If you want people across your organisation to follow new processes – like using a new technology – you must consider their needs.

Regardless of whether the change is to comply with policy, set new internal standards, or make everyone’s lives easier, user adoption is vital to the uptake and ultimate success.

For example, let’s look at implementing an e-procurement system. In order to get everyone using the system, it is critical to build relevance to the daily work lives of its users into the processes supported by the system, and to demonstrate how it will truly make a difference to these employees.

With this in mind, businesses must be able to understand and overcome the most common barriers in the adoption of any new tool, which include:

·       Failure to communicate the value of the system – Employees who don’t understand why they have to follow a process or use an e-procurement system, or how they add value to the process, typically find ways to circumvent it.

·       Making it inconvenient to use the system – If your workforce is on the go, they will need a system they can access remotely, or they will find a way around the system altogether.

·       Delivering poor results to the employee – If the user receives poor quality products, costly products, the wrong products, or delivery of those products too late to be useful, the e-procurement system loses credibility.

·       Creating system interaction that is complex or confusing – If the system doesn’t speak the user’s language, requires them to understand complex procurement practices, or doesn’t present the information they need, they will give up and become more and more resistant to change.

·       Excluding key participants in creating new processes – Building systems and processes around employees, without their input, is a recipe for disaster and will guarantee an uphill struggle for on-boarding.

These barriers to collaboration and success exist regardless of the tool or process in question. To overcome traditional procurement management challenges, businesses must make the process as relevant as possible to a person’s role, department, category of spend, and industry – this approach makes sense of e-procurement for the users. Instead of trying to force people into a mould with a system that caters to procurement or finance departments, businesses need to understand the nuances of each user and deliver a system that is easiest to use in their natural course of work.

No matter what the processes, relevance and uptake go hand in hand with ROI. Key considerations for implementing new technologies need to include the fact that today’s users expect technology to deliver convenience in ways that feel personal – think about Apple products, Uber, Amazon Prime, Netflix and others that have soared to the top of their industries because they cater to their users.
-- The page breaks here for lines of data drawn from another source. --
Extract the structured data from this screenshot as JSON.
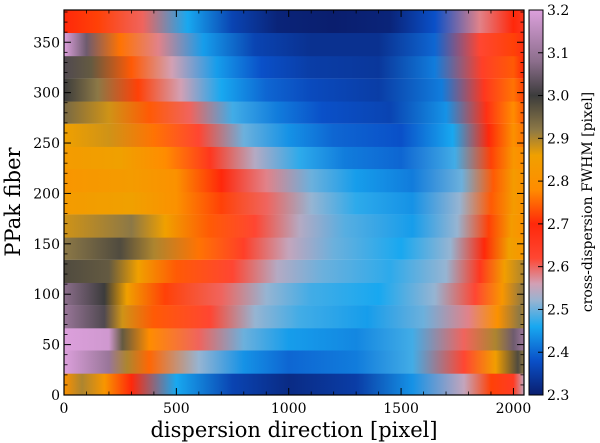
{
  "chart_data": {
    "type": "heatmap",
    "title": "",
    "xlabel": "dispersion direction [pixel]",
    "ylabel": "PPak fiber",
    "colorbar_label": "cross-dispersion FWHM [pixel]",
    "xlim": [
      0,
      2047
    ],
    "ylim": [
      0,
      382
    ],
    "x_ticks": [
      0,
      500,
      1000,
      1500,
      2000
    ],
    "y_ticks": [
      0,
      50,
      100,
      150,
      200,
      250,
      300,
      350
    ],
    "colorbar_range": [
      2.3,
      3.2
    ],
    "colorbar_ticks": [
      2.3,
      2.4,
      2.5,
      2.6,
      2.7,
      2.8,
      2.9,
      3.0,
      3.1,
      3.2
    ],
    "colormap_stops": [
      {
        "value": 2.3,
        "color": "#0a1e6e"
      },
      {
        "value": 2.38,
        "color": "#0a50c8"
      },
      {
        "value": 2.46,
        "color": "#18a8f0"
      },
      {
        "value": 2.52,
        "color": "#96b4d2"
      },
      {
        "value": 2.56,
        "color": "#d2a0b4"
      },
      {
        "value": 2.62,
        "color": "#ff4632"
      },
      {
        "value": 2.7,
        "color": "#ff280a"
      },
      {
        "value": 2.78,
        "color": "#ff8c00"
      },
      {
        "value": 2.86,
        "color": "#f0a000"
      },
      {
        "value": 2.92,
        "color": "#8c7846"
      },
      {
        "value": 3.0,
        "color": "#3c3c3c"
      },
      {
        "value": 3.08,
        "color": "#8c6e8c"
      },
      {
        "value": 3.2,
        "color": "#dca0dc"
      }
    ],
    "fiber_band_height": 22.5,
    "rows": [
      {
        "fiber": 11,
        "cols": [
          [
            0,
            2.8
          ],
          [
            80,
            2.9
          ],
          [
            180,
            2.82
          ],
          [
            300,
            2.7
          ],
          [
            500,
            2.46
          ],
          [
            750,
            2.36
          ],
          [
            1000,
            2.32
          ],
          [
            1300,
            2.35
          ],
          [
            1550,
            2.44
          ],
          [
            1780,
            2.55
          ],
          [
            1900,
            2.72
          ],
          [
            2000,
            2.65
          ],
          [
            2047,
            2.55
          ]
        ]
      },
      {
        "fiber": 33,
        "cols": [
          [
            0,
            3.2
          ],
          [
            200,
            3.1
          ],
          [
            280,
            2.9
          ],
          [
            380,
            2.75
          ],
          [
            600,
            2.52
          ],
          [
            800,
            2.44
          ],
          [
            1000,
            2.4
          ],
          [
            1300,
            2.42
          ],
          [
            1550,
            2.48
          ],
          [
            1780,
            2.62
          ],
          [
            1920,
            2.85
          ],
          [
            2020,
            2.98
          ],
          [
            2047,
            2.92
          ]
        ]
      },
      {
        "fiber": 56,
        "cols": [
          [
            0,
            3.2
          ],
          [
            200,
            3.18
          ],
          [
            260,
            2.96
          ],
          [
            380,
            2.78
          ],
          [
            600,
            2.6
          ],
          [
            800,
            2.5
          ],
          [
            1000,
            2.45
          ],
          [
            1300,
            2.43
          ],
          [
            1550,
            2.48
          ],
          [
            1780,
            2.6
          ],
          [
            1920,
            2.9
          ],
          [
            2000,
            3.05
          ],
          [
            2047,
            3.1
          ]
        ]
      },
      {
        "fiber": 78,
        "cols": [
          [
            0,
            3.1
          ],
          [
            180,
            3.02
          ],
          [
            260,
            2.88
          ],
          [
            400,
            2.74
          ],
          [
            650,
            2.62
          ],
          [
            850,
            2.52
          ],
          [
            1050,
            2.48
          ],
          [
            1350,
            2.45
          ],
          [
            1600,
            2.5
          ],
          [
            1800,
            2.58
          ],
          [
            1930,
            2.8
          ],
          [
            2030,
            2.92
          ],
          [
            2047,
            2.9
          ]
        ]
      },
      {
        "fiber": 101,
        "cols": [
          [
            0,
            3.08
          ],
          [
            180,
            3.0
          ],
          [
            280,
            2.86
          ],
          [
            450,
            2.72
          ],
          [
            700,
            2.6
          ],
          [
            900,
            2.52
          ],
          [
            1100,
            2.48
          ],
          [
            1400,
            2.46
          ],
          [
            1650,
            2.52
          ],
          [
            1830,
            2.62
          ],
          [
            1950,
            2.82
          ],
          [
            2047,
            2.92
          ]
        ]
      },
      {
        "fiber": 123,
        "cols": [
          [
            0,
            2.98
          ],
          [
            200,
            2.96
          ],
          [
            330,
            2.86
          ],
          [
            500,
            2.74
          ],
          [
            750,
            2.62
          ],
          [
            950,
            2.54
          ],
          [
            1150,
            2.5
          ],
          [
            1450,
            2.47
          ],
          [
            1700,
            2.52
          ],
          [
            1850,
            2.66
          ],
          [
            1960,
            2.85
          ],
          [
            2047,
            2.9
          ]
        ]
      },
      {
        "fiber": 146,
        "cols": [
          [
            0,
            2.92
          ],
          [
            250,
            2.98
          ],
          [
            400,
            2.9
          ],
          [
            600,
            2.76
          ],
          [
            800,
            2.64
          ],
          [
            1000,
            2.55
          ],
          [
            1200,
            2.5
          ],
          [
            1500,
            2.46
          ],
          [
            1720,
            2.52
          ],
          [
            1870,
            2.7
          ],
          [
            1980,
            2.86
          ],
          [
            2047,
            2.82
          ]
        ]
      },
      {
        "fiber": 168,
        "cols": [
          [
            0,
            2.88
          ],
          [
            300,
            2.92
          ],
          [
            450,
            2.86
          ],
          [
            650,
            2.74
          ],
          [
            850,
            2.62
          ],
          [
            1050,
            2.54
          ],
          [
            1250,
            2.49
          ],
          [
            1550,
            2.45
          ],
          [
            1750,
            2.52
          ],
          [
            1890,
            2.72
          ],
          [
            1990,
            2.84
          ],
          [
            2047,
            2.8
          ]
        ]
      },
      {
        "fiber": 191,
        "cols": [
          [
            0,
            2.84
          ],
          [
            300,
            2.86
          ],
          [
            500,
            2.8
          ],
          [
            700,
            2.72
          ],
          [
            900,
            2.6
          ],
          [
            1100,
            2.52
          ],
          [
            1300,
            2.47
          ],
          [
            1550,
            2.44
          ],
          [
            1760,
            2.52
          ],
          [
            1900,
            2.74
          ],
          [
            2000,
            2.84
          ],
          [
            2047,
            2.8
          ]
        ]
      },
      {
        "fiber": 213,
        "cols": [
          [
            0,
            2.82
          ],
          [
            300,
            2.84
          ],
          [
            500,
            2.8
          ],
          [
            700,
            2.7
          ],
          [
            900,
            2.58
          ],
          [
            1100,
            2.5
          ],
          [
            1300,
            2.45
          ],
          [
            1550,
            2.42
          ],
          [
            1770,
            2.5
          ],
          [
            1910,
            2.74
          ],
          [
            2000,
            2.84
          ],
          [
            2047,
            2.8
          ]
        ]
      },
      {
        "fiber": 236,
        "cols": [
          [
            0,
            2.84
          ],
          [
            250,
            2.86
          ],
          [
            450,
            2.78
          ],
          [
            650,
            2.66
          ],
          [
            850,
            2.54
          ],
          [
            1050,
            2.47
          ],
          [
            1250,
            2.42
          ],
          [
            1500,
            2.4
          ],
          [
            1740,
            2.48
          ],
          [
            1900,
            2.72
          ],
          [
            2000,
            2.82
          ],
          [
            2047,
            2.78
          ]
        ]
      },
      {
        "fiber": 258,
        "cols": [
          [
            0,
            2.86
          ],
          [
            200,
            2.88
          ],
          [
            400,
            2.76
          ],
          [
            600,
            2.62
          ],
          [
            800,
            2.5
          ],
          [
            1000,
            2.44
          ],
          [
            1200,
            2.4
          ],
          [
            1500,
            2.38
          ],
          [
            1730,
            2.46
          ],
          [
            1890,
            2.7
          ],
          [
            2000,
            2.8
          ],
          [
            2047,
            2.76
          ]
        ]
      },
      {
        "fiber": 281,
        "cols": [
          [
            0,
            2.94
          ],
          [
            200,
            2.88
          ],
          [
            380,
            2.74
          ],
          [
            560,
            2.6
          ],
          [
            750,
            2.48
          ],
          [
            950,
            2.42
          ],
          [
            1150,
            2.38
          ],
          [
            1450,
            2.36
          ],
          [
            1700,
            2.44
          ],
          [
            1880,
            2.68
          ],
          [
            2000,
            2.78
          ],
          [
            2047,
            2.74
          ]
        ]
      },
      {
        "fiber": 303,
        "cols": [
          [
            0,
            3.0
          ],
          [
            150,
            2.92
          ],
          [
            330,
            2.72
          ],
          [
            520,
            2.56
          ],
          [
            700,
            2.46
          ],
          [
            900,
            2.4
          ],
          [
            1100,
            2.37
          ],
          [
            1400,
            2.35
          ],
          [
            1680,
            2.42
          ],
          [
            1870,
            2.66
          ],
          [
            2000,
            2.76
          ],
          [
            2047,
            2.72
          ]
        ]
      },
      {
        "fiber": 326,
        "cols": [
          [
            0,
            3.02
          ],
          [
            120,
            2.96
          ],
          [
            300,
            2.74
          ],
          [
            480,
            2.56
          ],
          [
            680,
            2.45
          ],
          [
            880,
            2.38
          ],
          [
            1100,
            2.35
          ],
          [
            1400,
            2.34
          ],
          [
            1650,
            2.42
          ],
          [
            1860,
            2.64
          ],
          [
            2000,
            2.74
          ],
          [
            2047,
            2.7
          ]
        ]
      },
      {
        "fiber": 348,
        "cols": [
          [
            0,
            3.2
          ],
          [
            100,
            3.05
          ],
          [
            250,
            2.76
          ],
          [
            420,
            2.58
          ],
          [
            620,
            2.45
          ],
          [
            850,
            2.36
          ],
          [
            1100,
            2.33
          ],
          [
            1400,
            2.33
          ],
          [
            1650,
            2.4
          ],
          [
            1850,
            2.62
          ],
          [
            2000,
            2.72
          ],
          [
            2047,
            2.68
          ]
        ]
      },
      {
        "fiber": 371,
        "cols": [
          [
            0,
            2.7
          ],
          [
            150,
            2.72
          ],
          [
            350,
            2.6
          ],
          [
            550,
            2.46
          ],
          [
            750,
            2.36
          ],
          [
            950,
            2.31
          ],
          [
            1200,
            2.3
          ],
          [
            1450,
            2.31
          ],
          [
            1650,
            2.38
          ],
          [
            1850,
            2.58
          ],
          [
            2000,
            2.7
          ],
          [
            2047,
            2.66
          ]
        ]
      }
    ]
  }
}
Enterprise software systems like e-procurement solutions should be no different. With a rising workforce of millennials, companies need to rethink the tools they provide to employees.

In addition, workflows should be customisable and simple to use with obvious efficiency – relevant workflows not only include all of the appropriate people in the process, but also remove users, steps, and tools that are unnecessary. This also ensures stability, so that processes are consistent, regardless of turnover in leadership roles.

The number one key to success will always be making it as relevant as possible to the people that use it. Ultimately without employee advocacy, any new technology can be a lost investment. The only way to guarantee success is to ensure that the value of the system is clear to the users and that they understand how to reap the value in their daily work lives.